This is the kind of interesting read that can make you dream of switching fields. Both the title and subtitle are misleading, it’s about much more than earthquake storms (a series of large quakes that strike the same fault close together in time), or even the San Andreas Fault, famous for being that volatile line that runs from the California redwoods to its southern deserts.
Although it does focus on ground shaking in California, it’s also a compendium of earthquake lore that describes quakes in Turkey, Italy, and other places. One intriguing section describes how recent research confirms that the famous Delphi of Greek mythology was a site of earthquakes. The priestesses there supposedly sat before a crack in the earth and made prophecies. Scientists have found that the earth nearby released ethylene, a gas that is now known to cause trances.
The book begins with the narrative of a young San Franciscan mechanic who took a daily swim in the ocean. One morning he walked to the beach as always and after being whacked repeatedly by waves, then thrown upon the
sand, tried to stand up and could not. A long shaking ensued and he realized he was experiencing a major quake.

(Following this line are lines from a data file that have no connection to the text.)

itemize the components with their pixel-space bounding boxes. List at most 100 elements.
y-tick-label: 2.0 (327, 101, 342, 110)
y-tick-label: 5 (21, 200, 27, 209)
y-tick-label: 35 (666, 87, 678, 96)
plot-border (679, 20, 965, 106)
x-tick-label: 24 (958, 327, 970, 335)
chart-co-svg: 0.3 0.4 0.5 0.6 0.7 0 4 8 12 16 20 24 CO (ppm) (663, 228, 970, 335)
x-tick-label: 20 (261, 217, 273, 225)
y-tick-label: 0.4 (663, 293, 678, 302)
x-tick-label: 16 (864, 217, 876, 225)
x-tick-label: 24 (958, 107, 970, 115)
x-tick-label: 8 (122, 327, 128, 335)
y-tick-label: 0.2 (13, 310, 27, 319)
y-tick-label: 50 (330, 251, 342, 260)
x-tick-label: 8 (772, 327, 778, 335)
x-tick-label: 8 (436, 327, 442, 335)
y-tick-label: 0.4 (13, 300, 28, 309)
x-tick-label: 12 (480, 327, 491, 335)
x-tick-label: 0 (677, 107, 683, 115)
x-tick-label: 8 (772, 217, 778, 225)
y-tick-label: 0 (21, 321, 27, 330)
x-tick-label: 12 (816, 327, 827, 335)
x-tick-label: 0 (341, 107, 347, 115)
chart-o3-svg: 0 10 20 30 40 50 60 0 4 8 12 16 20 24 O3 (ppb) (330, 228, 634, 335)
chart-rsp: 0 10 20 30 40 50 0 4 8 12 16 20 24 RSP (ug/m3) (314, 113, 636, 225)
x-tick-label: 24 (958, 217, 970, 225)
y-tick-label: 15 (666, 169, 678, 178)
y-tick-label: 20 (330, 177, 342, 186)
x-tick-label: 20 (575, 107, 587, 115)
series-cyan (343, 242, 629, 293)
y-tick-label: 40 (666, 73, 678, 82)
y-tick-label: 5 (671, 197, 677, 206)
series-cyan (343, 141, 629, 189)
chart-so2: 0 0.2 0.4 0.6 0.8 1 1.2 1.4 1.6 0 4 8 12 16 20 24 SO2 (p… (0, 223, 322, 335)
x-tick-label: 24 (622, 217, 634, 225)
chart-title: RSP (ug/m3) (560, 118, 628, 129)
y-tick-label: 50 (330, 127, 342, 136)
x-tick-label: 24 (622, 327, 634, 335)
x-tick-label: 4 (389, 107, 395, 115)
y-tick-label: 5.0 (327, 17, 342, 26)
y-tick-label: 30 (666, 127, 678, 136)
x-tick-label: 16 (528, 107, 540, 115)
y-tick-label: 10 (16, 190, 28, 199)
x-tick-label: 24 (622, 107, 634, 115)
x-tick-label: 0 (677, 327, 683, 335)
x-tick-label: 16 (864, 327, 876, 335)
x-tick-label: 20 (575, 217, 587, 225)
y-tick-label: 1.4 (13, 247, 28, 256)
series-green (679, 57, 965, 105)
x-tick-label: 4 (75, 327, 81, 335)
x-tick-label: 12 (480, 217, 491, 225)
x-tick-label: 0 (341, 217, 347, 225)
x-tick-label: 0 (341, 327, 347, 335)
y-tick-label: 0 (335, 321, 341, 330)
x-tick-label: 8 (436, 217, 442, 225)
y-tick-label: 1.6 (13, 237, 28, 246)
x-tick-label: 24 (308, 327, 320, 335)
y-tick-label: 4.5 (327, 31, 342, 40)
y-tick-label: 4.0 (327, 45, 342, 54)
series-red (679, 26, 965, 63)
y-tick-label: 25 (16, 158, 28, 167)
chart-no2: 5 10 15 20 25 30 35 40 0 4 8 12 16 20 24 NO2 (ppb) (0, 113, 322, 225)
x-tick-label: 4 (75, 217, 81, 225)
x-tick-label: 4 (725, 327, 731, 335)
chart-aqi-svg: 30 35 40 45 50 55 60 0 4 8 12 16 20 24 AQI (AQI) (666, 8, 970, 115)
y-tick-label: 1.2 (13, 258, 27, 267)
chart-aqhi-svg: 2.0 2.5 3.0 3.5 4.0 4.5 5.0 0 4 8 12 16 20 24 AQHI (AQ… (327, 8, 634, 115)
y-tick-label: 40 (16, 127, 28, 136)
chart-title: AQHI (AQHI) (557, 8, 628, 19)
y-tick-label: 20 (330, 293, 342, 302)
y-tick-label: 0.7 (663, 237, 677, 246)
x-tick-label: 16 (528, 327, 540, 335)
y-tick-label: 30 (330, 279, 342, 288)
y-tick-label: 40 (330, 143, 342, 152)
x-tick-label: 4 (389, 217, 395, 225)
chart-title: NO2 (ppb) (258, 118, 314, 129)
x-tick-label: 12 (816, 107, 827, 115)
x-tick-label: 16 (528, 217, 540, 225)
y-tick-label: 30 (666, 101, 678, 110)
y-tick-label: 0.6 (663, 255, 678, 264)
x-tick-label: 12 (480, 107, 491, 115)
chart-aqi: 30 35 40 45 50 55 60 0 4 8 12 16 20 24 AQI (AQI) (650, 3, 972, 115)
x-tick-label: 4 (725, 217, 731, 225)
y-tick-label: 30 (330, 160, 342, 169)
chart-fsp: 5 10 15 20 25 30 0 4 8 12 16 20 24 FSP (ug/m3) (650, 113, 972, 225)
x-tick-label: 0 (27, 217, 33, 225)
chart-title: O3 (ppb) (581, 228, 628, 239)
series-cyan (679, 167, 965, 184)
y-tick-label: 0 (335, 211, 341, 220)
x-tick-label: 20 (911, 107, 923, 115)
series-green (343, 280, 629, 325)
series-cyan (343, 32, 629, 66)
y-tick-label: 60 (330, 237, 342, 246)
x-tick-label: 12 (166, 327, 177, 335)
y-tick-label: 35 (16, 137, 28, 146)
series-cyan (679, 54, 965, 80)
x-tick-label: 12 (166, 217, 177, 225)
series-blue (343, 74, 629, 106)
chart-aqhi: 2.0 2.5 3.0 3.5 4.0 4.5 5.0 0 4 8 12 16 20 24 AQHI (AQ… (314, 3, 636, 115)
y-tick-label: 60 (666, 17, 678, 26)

When he could move his legs again, he ran over the sand which turned phosphorescent as he touched it. This was of course the great SF earthquake of 1906.
What I particularly liked about the book was how it incorporated biographies and the working habits of many Californian geological pioneers. It begins with California’s first state geologist, Josiah Dwight Whitney, whose father wanted him to study law, but he resisted and studied earth science instead.
The state hired him to survey mineral deposits. After he arrived, several legislators urged him to tell them immediately where new mineral sightings were located. He said that he could not; he would publish them all at once and give everyone in the state an equal chance to mine them. This did not sit well with the officials.
Then after leaving his Eastern suits behind, donning denim and flannel, he tramped and rode a horse cart through the state. His first report was on paleontology, totally freaking the officials out—the last thing they wanted to discover was ancient reptiles. His pay and expenses was docked by half. His second report listed every active mine in the state, but did not include any new ones. The officials now lowered his pay to zero. His work is now considered “a masterpiece, exquisitely written.”
Another geologist Grove Karl Gilbert was also imported from the east coast. When he took the train out West, he noticed how different the western mountain ranges were from the eastern ones. He called them “Basins and Ranges,” a term still used to day. When he stared at the ranges he noticed that they were tilted at an angle. This leaning inspired him to believe that the earth had been uplifted and stretched. Previous to Gilbert’s work, many believed that earthquakes were caused by chemical explosions under the earth.
Dvorak also introduced me to the science of paleoseismology which is fairly new--from the late 1960s. A young geology student named Kerry Sieh got curious about the last major quake before the ’06 San Franciscan one. Against his professor’s wishes he started biking and walking a 200 mile stretch of the San Andrea; he was looking for geological evidence of the 1857 quake about which little was known. Eventually, he found a spot where a creek poured off the San Gabriel Mountains into the Mojave. Here at a 30 foot erosion trench, with a simple shovel, he dug. Two feet below the surface, he found a broad warp in the ground. Later he used a backhoe and a bulldozer, and discovered by way of carbon dating the site of the 1857 earthquake and one of the 1812 earthquake (that struck Capistrano, the place of sparrows) and one that occurred in 1500. He found another one that dated back to 730 A.D.
Predictions: Will there be another big earthquake in California? Yes. And this is when the storms of the title come into play. It may be a major quake on the San Andreas or it may be a whole series of them. In any case, Californians should get ready.